Press-Telegram (Long Beach)

Butler Newsom's sellout to Big Labor

- By Bob Wickers Bob Wickers is vice president of operations at the Freedom Foundation. He lives in California.

Given his well-documented history of bad decisions, it's not unthinkabl­e California Gov. Gavin Newsom would have appointed Emily's List President Laphonza Butler to fill the Senate seat left vacant by the death last week of Dianne Feinstein anyway.

But when you throw in Newsom's painfully obvious desire to follow Joe Biden's road map to the White House, how could he have settled on anyone else?

After watching Biden resurrect his moribund presidenti­al campaign in 2020 by promising Big Labor to become the most “pro-union president you've ever seen,” Newsom apparently decided to go even further by selling out to the left's most prolific donor preemptive­ly.

Two years ago, for example, Newsom signed a bill obligating the state's taxpayers to cover the cost of government union member dues to the tune of $400 million. This year, he's backing a bill that would empower unions to block the “passing of any statute or ordinance that interferes with, negates or diminishes the right of employees to organize and bargain collective­ly over their wages, hours and other terms and conditions of employment and workplace safety.”

Against that backdrop, who else but Laphonza Butler, former embattled president of SEIU 2015, could check all the right boxes? Not only do her race, gender and sexual orientatio­n allow Newsom to dismiss anyone critical of his choice a bigot, but her labor credential­s align perfectly with his needs.

To be blunt, she isn't just a former public-sector union president — making her the first member of the U.S. Senate who could claim that “distinctio­n” — but she was a bad one at that.

Butler's time at SEIU 2015, which was cobbled together in 2014 from various local unions across the state, was marked by controvers­y from the start, including internal conflict from those losing their members to hers. In a leaked memo, the leader of SEIU-UHW accused SEIU leadership of dishonesty, secrecy and of acting contrary to the best interest of the union members.
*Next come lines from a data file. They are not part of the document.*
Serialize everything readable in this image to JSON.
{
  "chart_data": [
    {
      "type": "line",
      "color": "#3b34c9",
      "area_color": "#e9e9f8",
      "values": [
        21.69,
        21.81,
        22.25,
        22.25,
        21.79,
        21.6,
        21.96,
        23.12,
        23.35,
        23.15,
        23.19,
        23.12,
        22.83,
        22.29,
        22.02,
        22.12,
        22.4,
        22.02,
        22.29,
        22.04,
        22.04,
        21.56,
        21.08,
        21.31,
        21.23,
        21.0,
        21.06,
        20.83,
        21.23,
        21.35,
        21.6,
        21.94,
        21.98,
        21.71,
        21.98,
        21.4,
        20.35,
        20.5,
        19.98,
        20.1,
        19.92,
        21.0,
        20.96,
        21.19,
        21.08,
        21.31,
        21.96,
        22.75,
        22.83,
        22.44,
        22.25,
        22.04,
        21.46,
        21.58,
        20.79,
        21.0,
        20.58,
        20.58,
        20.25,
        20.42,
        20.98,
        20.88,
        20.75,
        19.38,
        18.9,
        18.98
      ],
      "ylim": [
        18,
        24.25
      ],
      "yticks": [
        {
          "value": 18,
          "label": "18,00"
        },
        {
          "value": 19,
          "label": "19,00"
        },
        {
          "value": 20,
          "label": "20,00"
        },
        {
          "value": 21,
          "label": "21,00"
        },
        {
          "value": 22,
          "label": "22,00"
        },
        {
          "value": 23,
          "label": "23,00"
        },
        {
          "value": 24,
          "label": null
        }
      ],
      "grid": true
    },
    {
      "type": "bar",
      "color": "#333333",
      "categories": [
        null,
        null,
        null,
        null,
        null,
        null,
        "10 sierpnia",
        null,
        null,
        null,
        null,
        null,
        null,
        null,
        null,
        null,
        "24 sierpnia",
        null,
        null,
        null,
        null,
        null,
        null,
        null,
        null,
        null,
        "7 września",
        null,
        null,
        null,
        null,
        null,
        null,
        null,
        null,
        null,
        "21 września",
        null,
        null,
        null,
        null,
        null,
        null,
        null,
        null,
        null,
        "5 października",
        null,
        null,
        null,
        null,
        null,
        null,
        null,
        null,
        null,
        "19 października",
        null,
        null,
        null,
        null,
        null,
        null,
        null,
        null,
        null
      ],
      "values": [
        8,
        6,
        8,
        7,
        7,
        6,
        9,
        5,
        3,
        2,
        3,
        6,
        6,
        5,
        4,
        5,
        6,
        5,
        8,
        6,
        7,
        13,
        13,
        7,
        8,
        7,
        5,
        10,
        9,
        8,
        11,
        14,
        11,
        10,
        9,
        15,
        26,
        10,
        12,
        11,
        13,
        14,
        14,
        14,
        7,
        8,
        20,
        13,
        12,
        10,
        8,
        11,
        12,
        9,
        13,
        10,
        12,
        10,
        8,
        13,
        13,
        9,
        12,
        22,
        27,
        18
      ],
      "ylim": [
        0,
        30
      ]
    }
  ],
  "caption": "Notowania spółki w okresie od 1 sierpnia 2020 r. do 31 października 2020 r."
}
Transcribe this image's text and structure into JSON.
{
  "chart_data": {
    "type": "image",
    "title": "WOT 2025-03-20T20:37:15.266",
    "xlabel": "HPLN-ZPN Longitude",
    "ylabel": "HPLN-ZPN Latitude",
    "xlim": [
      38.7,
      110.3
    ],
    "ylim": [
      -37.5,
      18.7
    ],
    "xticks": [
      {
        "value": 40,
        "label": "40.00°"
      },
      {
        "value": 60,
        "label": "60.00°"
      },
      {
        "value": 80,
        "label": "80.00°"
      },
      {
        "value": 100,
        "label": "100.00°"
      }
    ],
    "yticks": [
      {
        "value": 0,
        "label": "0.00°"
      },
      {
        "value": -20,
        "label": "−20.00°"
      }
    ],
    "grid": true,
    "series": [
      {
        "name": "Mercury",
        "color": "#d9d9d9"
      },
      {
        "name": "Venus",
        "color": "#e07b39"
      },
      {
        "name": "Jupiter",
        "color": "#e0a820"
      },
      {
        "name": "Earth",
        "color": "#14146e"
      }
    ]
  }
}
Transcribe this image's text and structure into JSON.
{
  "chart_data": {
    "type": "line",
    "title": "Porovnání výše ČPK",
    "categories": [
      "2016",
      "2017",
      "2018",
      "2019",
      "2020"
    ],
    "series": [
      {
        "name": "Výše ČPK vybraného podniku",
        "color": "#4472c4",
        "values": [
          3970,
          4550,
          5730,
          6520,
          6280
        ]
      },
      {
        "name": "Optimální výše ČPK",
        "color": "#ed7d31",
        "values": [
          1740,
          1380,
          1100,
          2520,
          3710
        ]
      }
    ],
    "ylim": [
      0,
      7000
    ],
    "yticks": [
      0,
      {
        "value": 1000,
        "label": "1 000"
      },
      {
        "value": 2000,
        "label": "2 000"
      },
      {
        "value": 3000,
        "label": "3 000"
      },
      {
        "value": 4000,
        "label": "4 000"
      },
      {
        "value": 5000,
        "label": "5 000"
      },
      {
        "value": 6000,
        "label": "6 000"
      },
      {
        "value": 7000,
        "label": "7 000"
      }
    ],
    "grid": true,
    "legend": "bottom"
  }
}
In his memo, Dave Regan demanded to know: “Why is it that honest, open discussion on something as significan­t as reassignin­g 70,000 human beings, without talking to a single one of them, is now so frightenin­g that we need to adopt and enforce gag orders barring even internal union communicat­ions among affected members? Once an organizati­on loses the ability to tell the truth internally, let alone with the public, the culture of such an organizati­on has become so degraded that its ability to be effective and successful must be questioned. The top leadership of SEIU has now created such an organizati­on.”

Regan added, “Values and integrity are supposed to be nonnegotia­ble.”

By the summer of 2015, Butler's union, which represente­d more than 280,000 Medicaidco­mpensated home care providers from across the state of California, was fully operationa­l. There was only one problem: Many of Butler's new union members were not even aware they'd been waylaid.

Those who opted out of union membership with their former union were puzzled to notice that dues started coming out of their paychecks yet again. When they called their previous union, they were told their “membership” had been transferre­d without their knowledge or consent to SEIU 2015.

The fortunate few who managed to get someone from SEIU 2015 to answer the phone were informed they could not re-opt out of union membership until a one-year period had elapsed.

Under Butler, SEIU 2015 deducted a staggering 3% of the caregivers' meager paychecks, which comes to more than $500 per year for many.

By comparison, SEIU 1000, which actually handles workplace issues, deducted only 1.5% of its members' wages for doing so.

When a caregiver tried to opt out of union membership, he was sent a 500-word form letter rejecting their request. The letter rambled on about the benefits of union membership and buried instructio­ns on how to “properly” opt out during the annual 15-day escape period.

In a statement to the Los Angeles Sentinel, just as she was leaving the union to take a position as one of Vice President Kamala Harris' key advisers, Butler noted, “I have long said that in order for an organizati­on to thrive, it requires new energy, ideas and leadership.”

Maybe. But based on her record in California, the distinguis­hing characteri­stics Laphonza Butler will bring to the Senate are a contempt for transparen­cy, indifferen­ce to her constituen­ts and just plain gall.

Just like the man who nominated her.